Fei - Fei Li: This is a question brimming with information. At World Labs, we've adopted a hybrid data strategy. I must admit, I'm quite envious of my friends who conduct language research. The input of language data is fully observable, single - modal, and has a clear meaning. In contrast, the 3D world composed of pixels or voxels is far more chaotic. To push the technological envelope and create 3D and 4D worlds, we have to acknowledge that we don't have a massive amount of 3D data. Therefore, we've taken a layered hybrid approach. We leverage internet - scale text, images, and videos, combine them with simulated data, and also incorporate real - world collected data. It's similar to how self - driving companies have spent decades collecting both real and simulated data.
As for the speed of progress, although data acquisition is a challenging task, computing power is on the rise, chips are advancing, and the entire ecosystem is maturing. The data suppliers we're currently collaborating with didn't even exist three years ago. Synthetic data has indeed played a crucial role, and the models we're building will, in turn, contribute data to the simulated world, creating a flywheel effect.
Regarding general - purpose robotics, it can be summed up in a few sentences, but implementing it is an incredibly daunting task. I've been running a robotics lab at Stanford for over a decade. As a scientist, I have to admit that this is an extremely difficult problem. Just because we can see the North Star doesn't mean the journey will be short. Looking back to 2006, my colleagues and I led a team that created the first self - driving car to travel 138 miles in the desert. At that time, we predicted that self - driving cars would be widespread in 20 years. It wasn't until last year that Waymo began large - scale operations on city streets. It's truly been a long and arduous journey.
The difference between cars and robots is significant. A car can be seen as a square - shaped robot moving on a two - dimensional plane, with the primary goal of avoiding collisions. A robot, on the other hand, is a three - dimensional entity operating in a three - dimensional world. The goal of a general - purpose robot is to interact with objects without causing any damage. This is a higher - dimensional problem, compounded by the extreme difficulty of hand simulation, visual precision, and spatial understanding. That's precisely why I founded World Labs. I'm not a fan of making over - the - top promises, but this is indeed a significant problem that we're committed to solving.
Moderator: Finally, for business leaders, how should they view world models, physical AI, and the entire field you're working on?
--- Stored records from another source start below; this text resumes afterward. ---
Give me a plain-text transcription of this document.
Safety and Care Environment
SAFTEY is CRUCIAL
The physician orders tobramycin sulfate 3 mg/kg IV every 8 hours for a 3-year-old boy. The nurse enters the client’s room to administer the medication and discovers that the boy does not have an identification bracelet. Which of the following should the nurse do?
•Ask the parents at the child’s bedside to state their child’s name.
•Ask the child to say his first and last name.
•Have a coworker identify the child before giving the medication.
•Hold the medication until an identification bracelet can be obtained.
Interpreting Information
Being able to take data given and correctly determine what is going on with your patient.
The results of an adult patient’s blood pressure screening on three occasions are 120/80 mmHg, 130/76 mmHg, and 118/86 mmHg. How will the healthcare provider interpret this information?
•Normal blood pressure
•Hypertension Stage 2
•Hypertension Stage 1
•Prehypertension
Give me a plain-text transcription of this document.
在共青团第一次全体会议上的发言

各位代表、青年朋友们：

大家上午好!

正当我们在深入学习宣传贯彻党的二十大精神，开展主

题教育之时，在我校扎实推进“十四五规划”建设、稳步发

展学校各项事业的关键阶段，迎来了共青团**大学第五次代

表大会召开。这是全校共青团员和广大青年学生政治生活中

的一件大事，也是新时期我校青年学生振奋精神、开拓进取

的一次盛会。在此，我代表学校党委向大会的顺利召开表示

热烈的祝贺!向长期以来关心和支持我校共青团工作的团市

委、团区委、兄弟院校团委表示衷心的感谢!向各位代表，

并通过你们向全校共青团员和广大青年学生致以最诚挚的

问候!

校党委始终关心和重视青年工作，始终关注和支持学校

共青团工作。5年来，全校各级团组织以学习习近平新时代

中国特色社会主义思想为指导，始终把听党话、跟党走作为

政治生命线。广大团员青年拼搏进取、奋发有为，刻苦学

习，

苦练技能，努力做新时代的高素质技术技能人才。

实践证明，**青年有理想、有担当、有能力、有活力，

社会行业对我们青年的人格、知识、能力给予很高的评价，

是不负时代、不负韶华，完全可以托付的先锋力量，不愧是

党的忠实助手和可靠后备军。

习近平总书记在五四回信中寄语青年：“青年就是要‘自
Fei - Fei Li: Although sometimes my mindset still feels like that of a graduate student, thinking that there must be free food (a light - hearted nod to the perks often associated with academic life), for businesses, World Labs is very open to communicating with partners. World models and spatial intelligence are horizontal technologies. We often talk about robotics, simulation, and immersive interactive entertainment, but the applications aren't limited to just these areas. We haven't even scratched the surface when it comes to healthcare, educational products, field services, financial services, agricultural manufacturing, warehousing inspection, and urban planning. There's a vast array of possibilities with spatial intelligence. This is indeed the next frontier, and I invite everyone to join this journey, whether by collaborating with us or conducting independent research.